On Apple’s swings and misses

submited by
Style Pass
2022-01-20 12:30:10

There’s a trope in the Apple-using technologist world that when an Apple innovation doesn’t immediately succeed, they abandon it. It’s not entirely true, let’s see what actually happens.

The quote in the above-linked item that supports the claim: “Apple has a tendency to either hit home runs out of the box (iPod, iPhone, AirPods) or come out with a dud and just sweep it under the rug, like iMessage apps and stickers.” iMessage apps and stickers are new features in iMessage. These are incremental additions to an existing technology. Granted, neither of them have revolutionised the way that everybody uses iMessage, and neither of them have received much (or any) further (user-facing) development, but both are themselves attempts to improve an actual product that Apple actually has and has not swept under the rug.

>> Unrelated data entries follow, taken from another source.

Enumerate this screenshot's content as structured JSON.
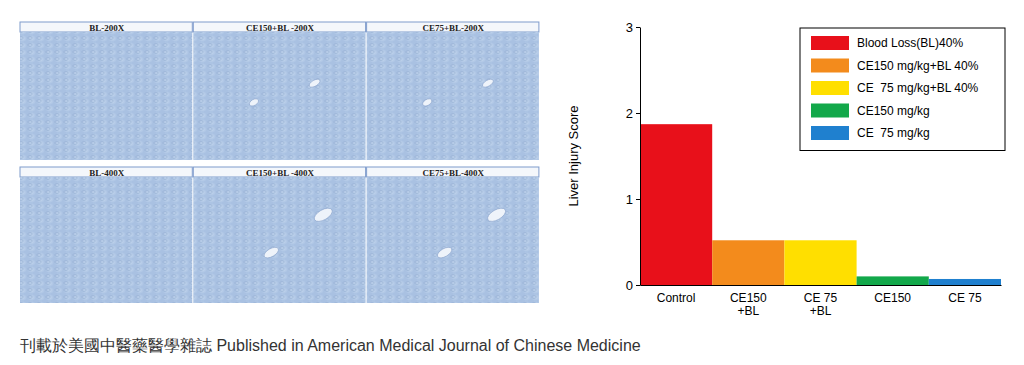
{
  "chart_data": {
    "type": "bar",
    "y_label": "Liver Injury Score",
    "categories": [
      "Control",
      "CE150\n+BL",
      "CE 75\n+BL",
      "CE150",
      "CE 75"
    ],
    "series": [
      {
        "name": "Blood Loss(BL)40%",
        "color": "#e8101a",
        "values": [
          1.87,
          null,
          null,
          null,
          null
        ]
      },
      {
        "name": "CE150 mg/kg+BL 40%",
        "color": "#f38b1c",
        "values": [
          null,
          0.52,
          null,
          null,
          null
        ]
      },
      {
        "name": "CE  75 mg/kg+BL 40%",
        "color": "#ffdf00",
        "values": [
          null,
          null,
          0.52,
          null,
          null
        ]
      },
      {
        "name": "CE150 mg/kg",
        "color": "#12a84a",
        "values": [
          null,
          null,
          null,
          0.1,
          null
        ]
      },
      {
        "name": "CE  75 mg/kg",
        "color": "#1f80cf",
        "values": [
          null,
          null,
          null,
          null,
          0.07
        ]
      }
    ],
    "ylim": [
      0,
      3
    ],
    "yticks": [
      0,
      1,
      2,
      3
    ],
    "grid": false,
    "legend": "top-right"
  },
  "micrographs": {
    "labels": [
      "BL-200X",
      "CE150+BL -200X",
      "CE75+BL-200X",
      "BL-400X",
      "CE150+BL -400X",
      "CE75+BL-400X"
    ]
  },
  "caption": "刊載於美國中醫藥醫學雜誌 Published in American Medical Journal of Chinese Medicine"
}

We can make a similar argument about the TouchBar. The TouchBar is the touchscreen strip on some models of MacBook Pro laptop that replaces the function key row on the keyboard with an adaptive UI. It appeared, it…stayed around a bit, then it seems to have now disappeared. Perhaps importantly, it never got replicated on their other keyboards, like the one that comes with the iMac or the one you can buy separately. We could say that the TouchBar was a dud that got swept under the rug, or we could say that it was an incremental change to the MacBook Pro and that Apple have since tried other changes to this long-running product, like the M1 architecture.